Decommissioning PDC (AD) results in thoughts of seppuku.

Networking, Wireless Routers (802.11 a/b/g/n/ac/ax WiFi), NAT, LAN configuration, equipment, cabling, hubs, switches, and general network discussion
Post Reply
x-guest

Decommissioning PDC (AD) results in thoughts of seppuku.

Post by x-guest »

This involves 4 DCs, we'll call them R, A, H, and Z for simplicity's sake. I'll proceed with a highly condensed backstory so as to give some potential insight into the problem, and gradually get to the problem itself. The story begins on one sunny day ten years ago with two Domain Controllers, both properly functioning (Windows Server 2003 32bit) servers. Their names are A and R. Incidentally, A held all the FSMO roles and R was considered a "BDC". One day, R catastrophically fails. The procedure to manually remove all the junk/metatada from R that had been left on A (since a proper decommissioning isn't an option on a non-booting machine) goes well. It is now as if R never even existed at all. A new machine (Windows Server 2012 R2 64bit) is brought online and promoted to a DC to take R's place. This machine is named H. So now we have A and H. No one knows if the promotion of H was perfect but all seemed well for a long time. 5 years later it was decided to remove the aging, senile, dilapidated A so as to replace it with a superior machine. A new beefcake of a box was brought online (Windows Server 2012 R2 64bit) and promoted to the status of a DC. It's name was Z. However, for reasons that seem of no importance to the reader, A was never actually decommissioned/taken off-line. So now we have A, H, and Z, all working together (or so it seemed). YET ANOTHER 5 years go by. The company has long since had financial problems, and by now has pretty much gone from 80 employees (3D designers, developers, artists, and so on) to under 9. All three DC's continue happily humming along, oblivious to the economics and politics that can so harm human-creatures... Well, the day finally comes where DCPROMO is run on A (but not before all the FSMO roles are properly moved to Z, of course). The old rust-bucket of a 2003/32bit is finally sent to the graveyard. We are now left with neither of the original servers in the beginning of the story, but only have H and Z for the domain.

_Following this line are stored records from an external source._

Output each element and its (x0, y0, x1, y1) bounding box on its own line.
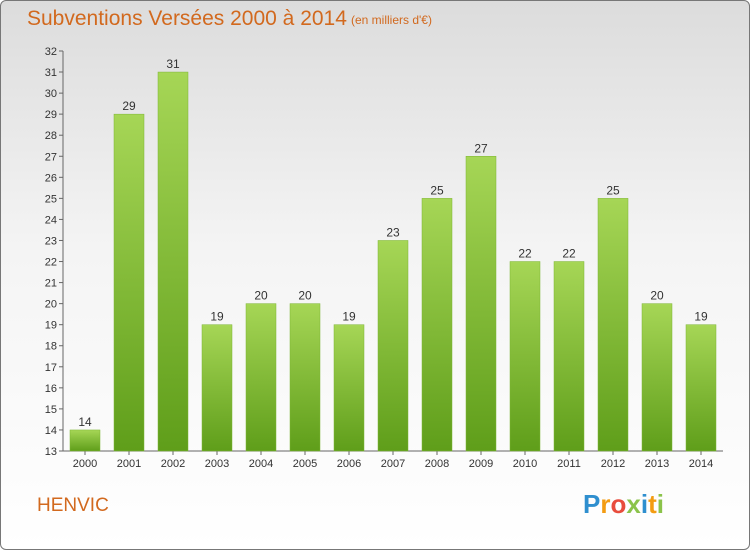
y-tick-label: 19 (45, 320, 57, 332)
y-tick-label: 14 (45, 425, 57, 437)
y-tick-label: 20 (45, 299, 57, 311)
logo-letter: o (610, 489, 627, 519)
logo-letter: i (656, 489, 664, 519)
x-tick-label: 2001 (117, 458, 141, 470)
bars-group: 14 29 31 19 20 20 19 23 25 27 22 22 25 20 19 (69, 57, 717, 452)
data-label: 19 (210, 310, 224, 324)
bar (421, 198, 453, 452)
x-tick-label: 2011 (557, 458, 581, 470)
y-tick-label: 29 (45, 109, 57, 121)
y-tick-label: 31 (45, 67, 57, 79)
data-label: 19 (694, 310, 708, 324)
bar (201, 324, 233, 452)
y-tick-label: 23 (45, 235, 57, 247)
logo-letter: r (600, 489, 611, 519)
bar (113, 113, 145, 452)
bar (333, 324, 365, 452)
data-label: 20 (254, 289, 268, 303)
x-tick-label: 2009 (469, 458, 493, 470)
x-tick-label: 2005 (293, 458, 317, 470)
bar (157, 71, 189, 452)
data-label: 27 (474, 141, 488, 155)
y-tick-label: 17 (45, 362, 57, 374)
y-tick-label: 27 (45, 151, 57, 163)
data-label: 31 (166, 57, 180, 71)
y-tick-label: 28 (45, 130, 57, 142)
x-tick-label: 2004 (249, 458, 273, 470)
data-label: 22 (518, 247, 532, 261)
y-tick-label: 25 (45, 193, 57, 205)
data-label: 20 (650, 289, 664, 303)
x-tick-label: 2008 (425, 458, 449, 470)
data-label: 14 (78, 415, 92, 429)
logo-letter: P (583, 489, 601, 519)
data-label: 22 (562, 247, 576, 261)
proxiti-logo[interactable]: Proxiti (583, 489, 664, 520)
data-label: 25 (430, 183, 444, 197)
x-tick-label: 2000 (73, 458, 97, 470)
x-tick-label: 2002 (161, 458, 185, 470)
bar (465, 156, 497, 452)
data-label: 25 (606, 183, 620, 197)
y-tick-label: 26 (45, 172, 57, 184)
x-tick-label: 2010 (513, 458, 537, 470)
y-tick-label: 15 (45, 404, 57, 416)
data-label: 29 (122, 99, 136, 113)
y-tick-label: 18 (45, 341, 57, 353)
x-tick-label: 2013 (645, 458, 669, 470)
x-tick-label: 2014 (689, 458, 713, 470)
x-tick-label: 2012 (601, 458, 625, 470)
bar (245, 303, 277, 452)
logo-letter: x (626, 489, 641, 519)
chart-unit: (en milliers d'€) (351, 13, 432, 27)
data-label: 23 (386, 225, 400, 239)
bar (289, 303, 321, 452)
y-tick-label: 13 (45, 446, 57, 458)
bar (509, 261, 541, 452)
bar (597, 198, 629, 452)
x-tick-label: 2006 (337, 458, 361, 470)
chart-title: Subventions Versées 2000 à 2014 (27, 7, 347, 30)
bar (641, 303, 673, 452)
place-name: HENVIC (37, 495, 109, 516)
bar (69, 429, 101, 452)
data-label: 19 (342, 310, 356, 324)
logo-letter: t (648, 489, 657, 519)
y-tick-label: 30 (45, 88, 57, 100)
x-tick-label: 2007 (381, 458, 405, 470)
y-tick-label: 21 (45, 278, 57, 290)
data-label: 20 (298, 289, 312, 303)
y-tick-label: 16 (45, 383, 57, 395)
y-tick-label: 22 (45, 257, 57, 269)
logo-letter: i (640, 489, 649, 519)
bar (685, 324, 717, 452)
y-tick-label: 32 (45, 46, 57, 58)
x-tick-label: 2003 (205, 458, 229, 470)
bar (553, 261, 585, 452)
y-tick-label: 24 (45, 214, 57, 226)
bar (377, 240, 409, 452)
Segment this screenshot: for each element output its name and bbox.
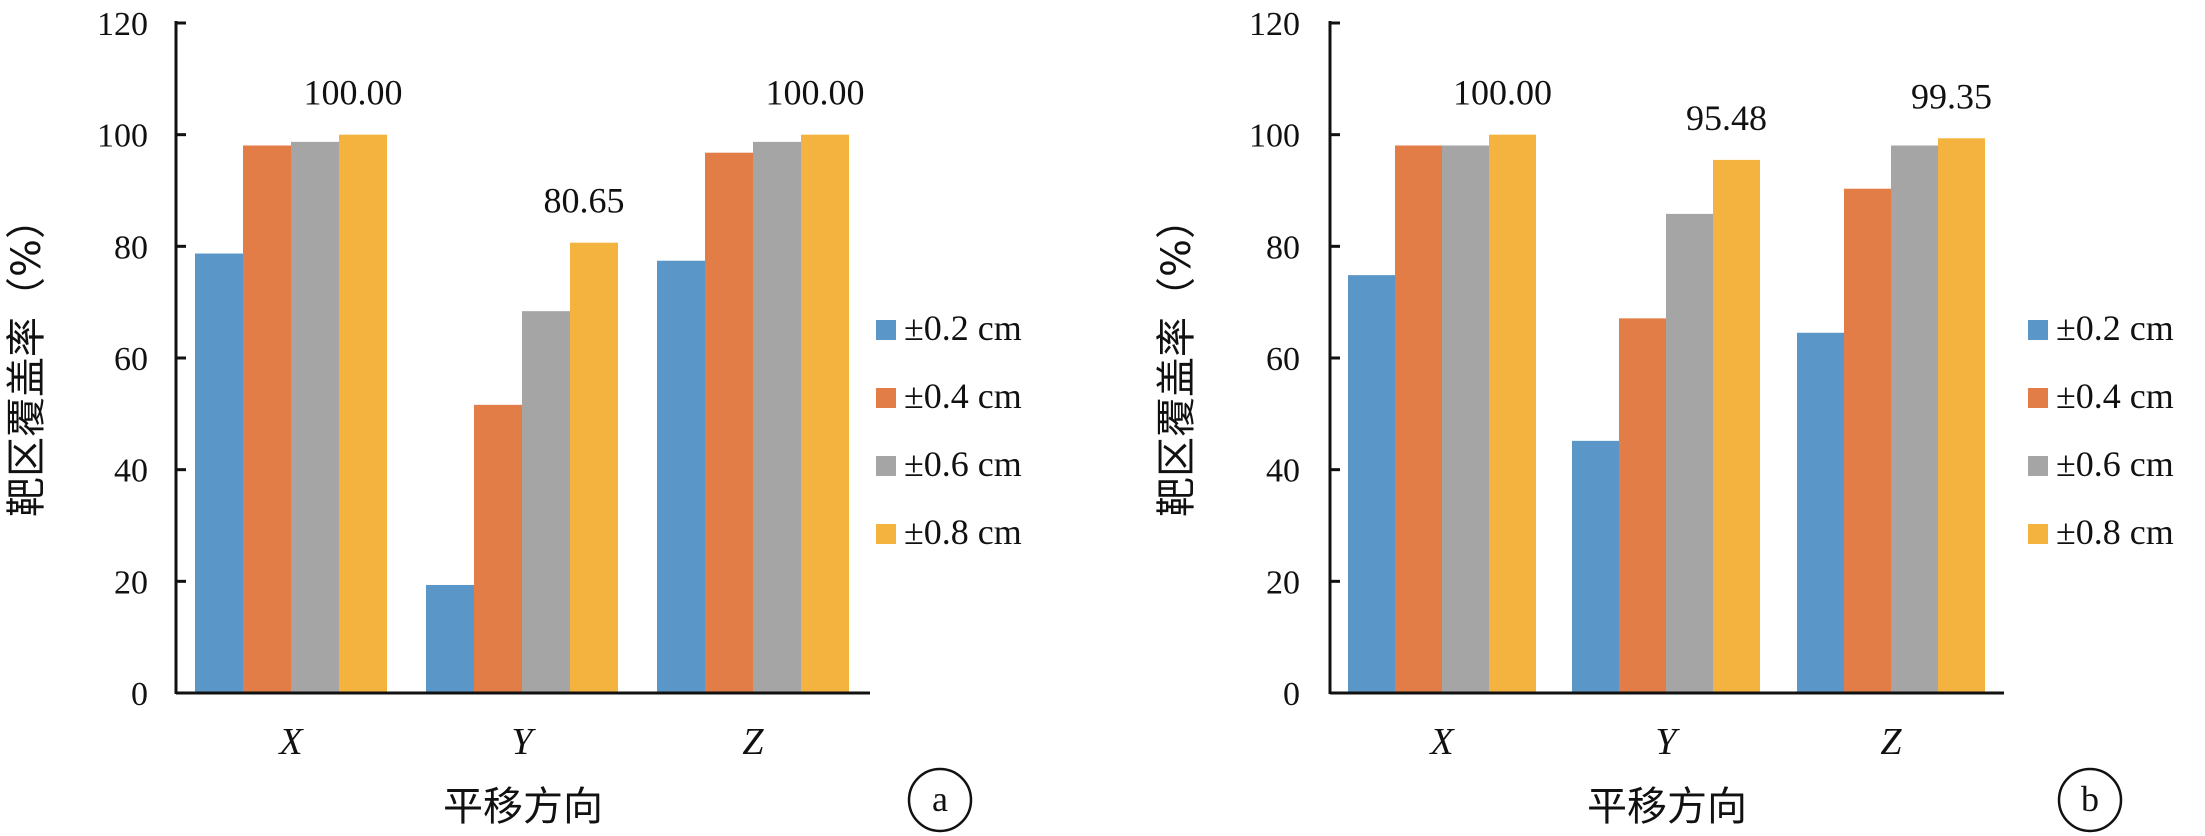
x-category-label: Z [1880, 721, 1902, 763]
legend-swatch [876, 320, 896, 340]
bar-b-x-series-1 [1395, 145, 1442, 693]
data-label: 100.00 [304, 73, 403, 113]
y-tick-label: 120 [97, 6, 148, 43]
bar-a-z-series-0 [657, 260, 705, 693]
bar-b-y-series-0 [1572, 440, 1619, 693]
bar-a-x-series-2 [291, 141, 339, 694]
bar-b-x-series-3 [1489, 134, 1536, 693]
x-category-label: Y [511, 721, 536, 763]
data-label: 99.35 [1911, 76, 1992, 116]
bar-b-x-series-2 [1442, 145, 1489, 693]
y-tick-label: 20 [114, 564, 148, 601]
legend-swatch [2028, 388, 2048, 408]
bar-a-z-series-1 [705, 152, 753, 694]
y-tick-label: 100 [1249, 118, 1300, 155]
panel-label-circle [2057, 767, 2123, 833]
data-label: 100.00 [766, 73, 865, 113]
legend-swatch [2028, 524, 2048, 544]
panel-label: b [2081, 779, 2099, 819]
legend-label: ±0.2 cm [2056, 308, 2174, 348]
legend-swatch [2028, 320, 2048, 340]
legend-label: ±0.2 cm [904, 308, 1022, 348]
bar-b-y-series-1 [1619, 318, 1666, 693]
y-axis-title: 靶区覆盖率（%） [1154, 199, 1200, 517]
bar-a-x-series-3 [339, 134, 387, 693]
y-tick-label: 100 [97, 118, 148, 155]
bar-a-y-series-1 [474, 404, 522, 693]
y-tick-label: 0 [1283, 676, 1300, 713]
legend-label: ±0.8 cm [2056, 512, 2174, 552]
x-axis-title: 平移方向 [443, 784, 603, 830]
legend-swatch [876, 388, 896, 408]
legend-label: ±0.6 cm [2056, 444, 2174, 484]
panel-label-circle [907, 767, 973, 833]
bar-a-y-series-2 [522, 311, 570, 693]
y-tick-label: 40 [114, 453, 148, 490]
y-axis-title: 靶区覆盖率（%） [4, 199, 50, 517]
x-category-label: X [1428, 721, 1455, 763]
legend-label: ±0.4 cm [2056, 376, 2174, 416]
bar-b-y-series-2 [1666, 213, 1713, 693]
data-label: 95.48 [1686, 98, 1767, 138]
legend-label: ±0.6 cm [904, 444, 1022, 484]
panel-label: a [932, 779, 948, 819]
y-tick-label: 0 [131, 676, 148, 713]
y-tick-label: 60 [1266, 341, 1300, 378]
bar-a-y-series-3 [570, 242, 618, 693]
y-tick-label: 80 [1266, 229, 1300, 266]
legend-swatch [2028, 456, 2048, 476]
bar-b-x-series-0 [1348, 275, 1395, 693]
x-axis-title: 平移方向 [1587, 784, 1747, 830]
legend-swatch [876, 456, 896, 476]
chart-panel-b: 0 20 40 60 80 100 120 X Y Z 100.00 95.48 99.35 靶区覆盖率（… [1154, 6, 2174, 833]
legend-label: ±0.4 cm [904, 376, 1022, 416]
y-tick-label: 80 [114, 229, 148, 266]
x-category-label: Z [742, 721, 764, 763]
y-tick-label: 60 [114, 341, 148, 378]
y-tick-label: 120 [1249, 6, 1300, 43]
bar-a-z-series-2 [753, 141, 801, 694]
bar-a-y-series-0 [426, 584, 474, 693]
bar-b-z-series-3 [1938, 138, 1985, 693]
legend-swatch [876, 524, 896, 544]
y-tick-label: 40 [1266, 453, 1300, 490]
bar-a-x-series-0 [195, 253, 243, 693]
bar-a-z-series-3 [801, 134, 849, 693]
x-category-label: X [277, 721, 304, 763]
data-label: 80.65 [544, 181, 625, 221]
bar-b-y-series-3 [1713, 159, 1760, 694]
chart-panel-a: 0 20 40 60 80 100 120 X Y Z 100.00 80.65 100.00 靶区覆盖率… [4, 6, 1022, 833]
bar-b-z-series-1 [1844, 188, 1891, 694]
y-tick-label: 20 [1266, 564, 1300, 601]
x-category-label: Y [1655, 721, 1680, 763]
bar-a-x-series-1 [243, 145, 291, 693]
bar-b-z-series-2 [1891, 145, 1938, 693]
bar-b-z-series-0 [1797, 332, 1844, 693]
data-label: 100.00 [1453, 73, 1552, 113]
legend-label: ±0.8 cm [904, 512, 1022, 552]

Just one problem. As soon as A was finally decommissioned and taken offline on that fateful day, everything broke. H and Z report no problems (dcdiag, dcdiag /test:dns, and other tools report no issues). And YET, the entire trust of the network has gone to sh*t. Windows client machines are failing to authenticate after users login with their domain credentials (instead popping up messages that they've been logged in using a "temporary account"). It seems all machines are downshifting to NTLM authentication. When trying to access shares on other Windows machines (or the DCs themselves), users are being asked for their credentials again. Once they're entered, they can then access those shares normally, however this is NOT THE CASE with the Linux machines on the network. The shares on Linux machines can NO longer be accessed even with the proper credentials. This has likely jacked SAMBA up on those machines. Needless to say, this is a nightmare.

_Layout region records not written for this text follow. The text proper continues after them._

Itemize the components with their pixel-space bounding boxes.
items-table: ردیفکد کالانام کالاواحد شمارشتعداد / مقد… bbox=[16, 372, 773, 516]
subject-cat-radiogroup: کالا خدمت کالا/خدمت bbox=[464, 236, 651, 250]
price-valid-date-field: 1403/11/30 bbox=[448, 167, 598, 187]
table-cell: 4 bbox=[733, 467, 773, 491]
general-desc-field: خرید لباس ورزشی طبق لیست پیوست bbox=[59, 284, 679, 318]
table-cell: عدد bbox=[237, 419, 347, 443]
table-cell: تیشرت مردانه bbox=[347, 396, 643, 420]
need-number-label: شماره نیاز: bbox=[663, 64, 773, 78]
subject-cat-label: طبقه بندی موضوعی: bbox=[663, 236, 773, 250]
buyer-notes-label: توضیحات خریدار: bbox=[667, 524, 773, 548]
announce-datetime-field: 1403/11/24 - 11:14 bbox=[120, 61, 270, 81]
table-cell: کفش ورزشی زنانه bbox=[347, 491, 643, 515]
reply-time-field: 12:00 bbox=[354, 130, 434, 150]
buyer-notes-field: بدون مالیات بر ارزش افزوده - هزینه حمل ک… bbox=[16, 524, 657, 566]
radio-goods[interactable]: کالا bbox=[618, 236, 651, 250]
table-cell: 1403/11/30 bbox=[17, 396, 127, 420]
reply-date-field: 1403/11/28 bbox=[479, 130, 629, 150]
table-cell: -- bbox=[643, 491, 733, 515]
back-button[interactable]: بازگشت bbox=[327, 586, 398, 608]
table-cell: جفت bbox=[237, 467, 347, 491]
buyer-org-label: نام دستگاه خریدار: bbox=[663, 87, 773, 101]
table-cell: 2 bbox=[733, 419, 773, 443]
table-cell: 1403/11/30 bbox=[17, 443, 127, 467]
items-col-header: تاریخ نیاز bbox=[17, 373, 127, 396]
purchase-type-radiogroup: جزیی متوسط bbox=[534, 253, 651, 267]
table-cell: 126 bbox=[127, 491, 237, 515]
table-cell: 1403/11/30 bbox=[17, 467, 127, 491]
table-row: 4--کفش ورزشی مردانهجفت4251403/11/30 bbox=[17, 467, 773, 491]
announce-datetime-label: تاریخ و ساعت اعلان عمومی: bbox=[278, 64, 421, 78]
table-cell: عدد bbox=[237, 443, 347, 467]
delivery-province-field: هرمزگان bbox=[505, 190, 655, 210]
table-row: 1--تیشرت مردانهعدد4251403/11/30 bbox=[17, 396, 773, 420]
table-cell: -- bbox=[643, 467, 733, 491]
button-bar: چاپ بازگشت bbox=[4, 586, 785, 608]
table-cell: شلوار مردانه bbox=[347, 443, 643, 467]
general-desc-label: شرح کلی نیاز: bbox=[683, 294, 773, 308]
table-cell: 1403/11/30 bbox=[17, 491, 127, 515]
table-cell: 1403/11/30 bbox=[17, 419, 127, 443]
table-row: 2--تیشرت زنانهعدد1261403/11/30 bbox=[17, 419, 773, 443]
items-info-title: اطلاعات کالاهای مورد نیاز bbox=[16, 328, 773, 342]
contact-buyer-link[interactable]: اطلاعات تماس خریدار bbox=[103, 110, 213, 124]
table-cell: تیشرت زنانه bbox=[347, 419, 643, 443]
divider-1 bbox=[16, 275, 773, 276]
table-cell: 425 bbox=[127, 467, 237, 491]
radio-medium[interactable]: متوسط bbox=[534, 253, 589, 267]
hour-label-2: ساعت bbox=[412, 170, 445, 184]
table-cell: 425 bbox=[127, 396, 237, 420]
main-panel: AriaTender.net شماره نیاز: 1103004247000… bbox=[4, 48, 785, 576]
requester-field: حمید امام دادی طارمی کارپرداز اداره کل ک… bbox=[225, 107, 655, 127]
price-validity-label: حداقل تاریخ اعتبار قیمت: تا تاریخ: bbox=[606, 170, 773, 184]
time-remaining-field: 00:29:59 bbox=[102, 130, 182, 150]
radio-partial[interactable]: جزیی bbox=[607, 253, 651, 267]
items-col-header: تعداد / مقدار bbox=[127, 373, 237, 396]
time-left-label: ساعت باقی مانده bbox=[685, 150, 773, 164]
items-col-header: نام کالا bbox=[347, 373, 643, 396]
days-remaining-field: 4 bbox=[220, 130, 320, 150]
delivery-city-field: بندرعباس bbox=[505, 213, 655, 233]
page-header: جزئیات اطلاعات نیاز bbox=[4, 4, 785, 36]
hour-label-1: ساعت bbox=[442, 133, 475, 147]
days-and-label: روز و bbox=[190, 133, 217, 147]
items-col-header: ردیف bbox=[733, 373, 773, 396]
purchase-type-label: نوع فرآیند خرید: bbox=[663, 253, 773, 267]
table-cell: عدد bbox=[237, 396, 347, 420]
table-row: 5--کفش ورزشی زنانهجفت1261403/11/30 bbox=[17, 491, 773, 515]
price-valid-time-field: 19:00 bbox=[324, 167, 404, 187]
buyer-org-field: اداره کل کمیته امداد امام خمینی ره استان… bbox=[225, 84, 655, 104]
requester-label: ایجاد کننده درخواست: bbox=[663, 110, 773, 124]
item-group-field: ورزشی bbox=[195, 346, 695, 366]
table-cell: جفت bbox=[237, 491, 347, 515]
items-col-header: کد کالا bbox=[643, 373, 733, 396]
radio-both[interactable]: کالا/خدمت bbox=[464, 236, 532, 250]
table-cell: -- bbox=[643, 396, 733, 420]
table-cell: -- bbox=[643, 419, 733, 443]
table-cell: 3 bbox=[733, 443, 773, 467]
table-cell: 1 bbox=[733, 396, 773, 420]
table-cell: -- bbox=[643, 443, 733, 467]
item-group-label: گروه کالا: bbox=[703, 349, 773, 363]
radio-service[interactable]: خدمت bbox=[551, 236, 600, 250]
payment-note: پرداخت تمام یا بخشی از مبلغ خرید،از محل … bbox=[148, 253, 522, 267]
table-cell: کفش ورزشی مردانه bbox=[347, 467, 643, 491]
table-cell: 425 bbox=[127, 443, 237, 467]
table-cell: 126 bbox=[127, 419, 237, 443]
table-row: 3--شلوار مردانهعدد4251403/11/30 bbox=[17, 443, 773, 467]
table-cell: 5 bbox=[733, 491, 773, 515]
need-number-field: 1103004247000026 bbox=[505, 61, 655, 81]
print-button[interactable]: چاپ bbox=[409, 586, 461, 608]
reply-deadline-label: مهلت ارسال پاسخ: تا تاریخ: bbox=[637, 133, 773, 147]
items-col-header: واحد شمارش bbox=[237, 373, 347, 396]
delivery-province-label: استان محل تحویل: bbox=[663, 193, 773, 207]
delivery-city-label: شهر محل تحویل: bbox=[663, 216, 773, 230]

The question now becomes, what in the eff happened and how does one go about fixing it?
User avatar
Philip
SG VIP
Posts: 11761
Joined: Sat May 08, 1999 5:00 am
Location: Jacksonville, Florida

Post by Philip »

I am not an expert in this, but, you can try: "netdom query fmso" to make sure that the FSMO role is correctly moved to Z.. Also, you may want to run dcdiag with the /e (run against all DCs), and /v (verbose) switches to see if there is some issue that was missed.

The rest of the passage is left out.